Supreme Director of Chile (self-proclaimed)
- In office 23 March 1817
- Preceded by: Bernardo O'Higgins
- Succeeded by: Bernardo O'Higgins

Personal details
- Born: February 27, 1785 Santiago, Captaincy General of Chile
- Died: May 26, 1818 (aged 33) Tiltil, Chile
- Party: Independent
- Other political affiliations: Affiliated with the Carreristas

Military service
- Battles/wars: Chilean War of Independence Battle of Maipú; ;

= Manuel Rodríguez Erdoíza =

Chilean lawyer and guerrilla leader

Manuel Xavier Rodríguez Erdoíza (/es-419/; February 27, 1785 – May 26, 1818) was a Chilean lawyer and guerrilla leader, considered one of the founders of independent Chile. Rodríguez was of Basque descent.

==Early life==
He was born on 27 February 1785, and was the son of Carlos Rodríguez de Herrera y Zeballos (1760–1822), a customs officer from Spain, and María Loreto de Erdoiza y Aguirre (1755–1822), who was a young lady aristocrat from Peru.

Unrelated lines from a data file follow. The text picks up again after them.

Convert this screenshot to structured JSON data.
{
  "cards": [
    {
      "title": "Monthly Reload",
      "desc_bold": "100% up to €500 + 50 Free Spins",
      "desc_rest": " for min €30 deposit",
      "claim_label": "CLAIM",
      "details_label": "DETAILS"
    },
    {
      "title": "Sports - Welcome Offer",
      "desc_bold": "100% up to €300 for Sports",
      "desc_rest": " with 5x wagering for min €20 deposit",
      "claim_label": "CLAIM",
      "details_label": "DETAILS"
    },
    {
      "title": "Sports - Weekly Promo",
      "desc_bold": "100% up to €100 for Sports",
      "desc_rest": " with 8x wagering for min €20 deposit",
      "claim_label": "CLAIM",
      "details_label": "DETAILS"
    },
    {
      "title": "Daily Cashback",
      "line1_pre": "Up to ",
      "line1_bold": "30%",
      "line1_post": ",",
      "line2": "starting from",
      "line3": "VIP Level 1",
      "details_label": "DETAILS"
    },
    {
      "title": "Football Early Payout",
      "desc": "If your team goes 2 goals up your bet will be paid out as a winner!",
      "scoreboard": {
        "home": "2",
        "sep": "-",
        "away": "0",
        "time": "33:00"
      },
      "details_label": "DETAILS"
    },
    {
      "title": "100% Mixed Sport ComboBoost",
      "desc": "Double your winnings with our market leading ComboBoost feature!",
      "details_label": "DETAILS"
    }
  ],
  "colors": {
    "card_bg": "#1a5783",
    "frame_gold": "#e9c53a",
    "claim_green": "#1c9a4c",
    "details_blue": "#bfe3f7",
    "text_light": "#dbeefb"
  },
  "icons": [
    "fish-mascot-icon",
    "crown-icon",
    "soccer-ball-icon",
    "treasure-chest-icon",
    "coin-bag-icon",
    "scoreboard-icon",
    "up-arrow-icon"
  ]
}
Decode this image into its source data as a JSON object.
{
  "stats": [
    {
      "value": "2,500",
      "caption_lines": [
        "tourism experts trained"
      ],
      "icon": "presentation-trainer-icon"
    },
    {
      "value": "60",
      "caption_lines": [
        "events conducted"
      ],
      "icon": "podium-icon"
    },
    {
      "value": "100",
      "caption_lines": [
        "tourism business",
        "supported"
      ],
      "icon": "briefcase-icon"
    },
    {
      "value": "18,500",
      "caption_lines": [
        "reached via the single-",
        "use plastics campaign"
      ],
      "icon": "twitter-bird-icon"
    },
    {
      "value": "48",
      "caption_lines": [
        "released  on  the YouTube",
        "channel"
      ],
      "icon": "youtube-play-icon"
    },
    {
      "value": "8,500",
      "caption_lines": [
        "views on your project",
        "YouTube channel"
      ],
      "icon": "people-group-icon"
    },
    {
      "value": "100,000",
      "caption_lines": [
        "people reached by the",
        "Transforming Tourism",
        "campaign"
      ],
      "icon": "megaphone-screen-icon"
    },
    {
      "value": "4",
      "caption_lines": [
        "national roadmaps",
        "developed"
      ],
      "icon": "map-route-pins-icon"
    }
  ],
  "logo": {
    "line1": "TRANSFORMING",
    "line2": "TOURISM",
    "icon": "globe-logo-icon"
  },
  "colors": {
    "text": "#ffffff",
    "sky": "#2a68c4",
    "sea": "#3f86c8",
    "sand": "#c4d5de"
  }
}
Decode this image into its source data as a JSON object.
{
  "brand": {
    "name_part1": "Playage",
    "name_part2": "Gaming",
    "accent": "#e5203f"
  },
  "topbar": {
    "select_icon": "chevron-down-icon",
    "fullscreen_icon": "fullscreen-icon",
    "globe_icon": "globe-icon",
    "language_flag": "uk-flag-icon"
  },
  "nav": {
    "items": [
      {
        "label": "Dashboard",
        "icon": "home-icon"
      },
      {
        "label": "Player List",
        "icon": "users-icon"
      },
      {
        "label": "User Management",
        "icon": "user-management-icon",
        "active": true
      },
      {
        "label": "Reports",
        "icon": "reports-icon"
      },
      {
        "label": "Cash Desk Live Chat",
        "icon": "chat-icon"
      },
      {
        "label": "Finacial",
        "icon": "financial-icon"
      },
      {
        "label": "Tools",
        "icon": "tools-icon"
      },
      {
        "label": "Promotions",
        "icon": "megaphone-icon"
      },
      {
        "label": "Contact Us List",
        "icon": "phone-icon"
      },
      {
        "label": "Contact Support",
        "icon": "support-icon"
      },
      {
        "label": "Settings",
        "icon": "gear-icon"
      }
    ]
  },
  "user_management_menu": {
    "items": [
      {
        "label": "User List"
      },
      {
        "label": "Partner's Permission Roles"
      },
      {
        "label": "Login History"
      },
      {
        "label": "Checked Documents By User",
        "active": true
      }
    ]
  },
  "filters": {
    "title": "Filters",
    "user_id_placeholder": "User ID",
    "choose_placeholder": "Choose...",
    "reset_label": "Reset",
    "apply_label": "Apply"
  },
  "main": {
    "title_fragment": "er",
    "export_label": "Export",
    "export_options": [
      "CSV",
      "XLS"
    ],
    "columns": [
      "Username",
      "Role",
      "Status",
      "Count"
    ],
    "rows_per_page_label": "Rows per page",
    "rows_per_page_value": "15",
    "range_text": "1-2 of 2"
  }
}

Rodríguez entered the esteemed Carolino College, where he was a classmate of José Miguel Carrera. He went on to study law at the Royal University of San Felipe, and subsequently became a lawyer in 1807.

==The "Patria Vieja" (Old Fatherland) (1810–1814)==

On 18 September 1810, in the absence of the Spanish monarch, a national government (Primera Junta Nacional de Gobierno) was formed from which the struggle for Chilean Independence sprang.

In May 1811, he was appointed attorney for Santiago de Chile. His attitude towards the independence cause remained moderate until his old friend José Miguel Carrera, a passionate revolutionary, arrived from Spain.

Later in 1811, Rodríguez was elected parliamentary representative for Talca on 4 September, appointed Secretary of War on 15 November and conscripted into the army on 2 December with the rank of captain.

In 1813, the friendship between Rodríguez and Carrera (who by this time had seized control of the Chilean government) had begun to cool. Rodríguez and his brothers were detained and charged with conspiracy against Carrera. They were sentenced to one year's exile on Juan Fernández island; however, Rodríguez was able to procure a document that impeded the completion of this sentence.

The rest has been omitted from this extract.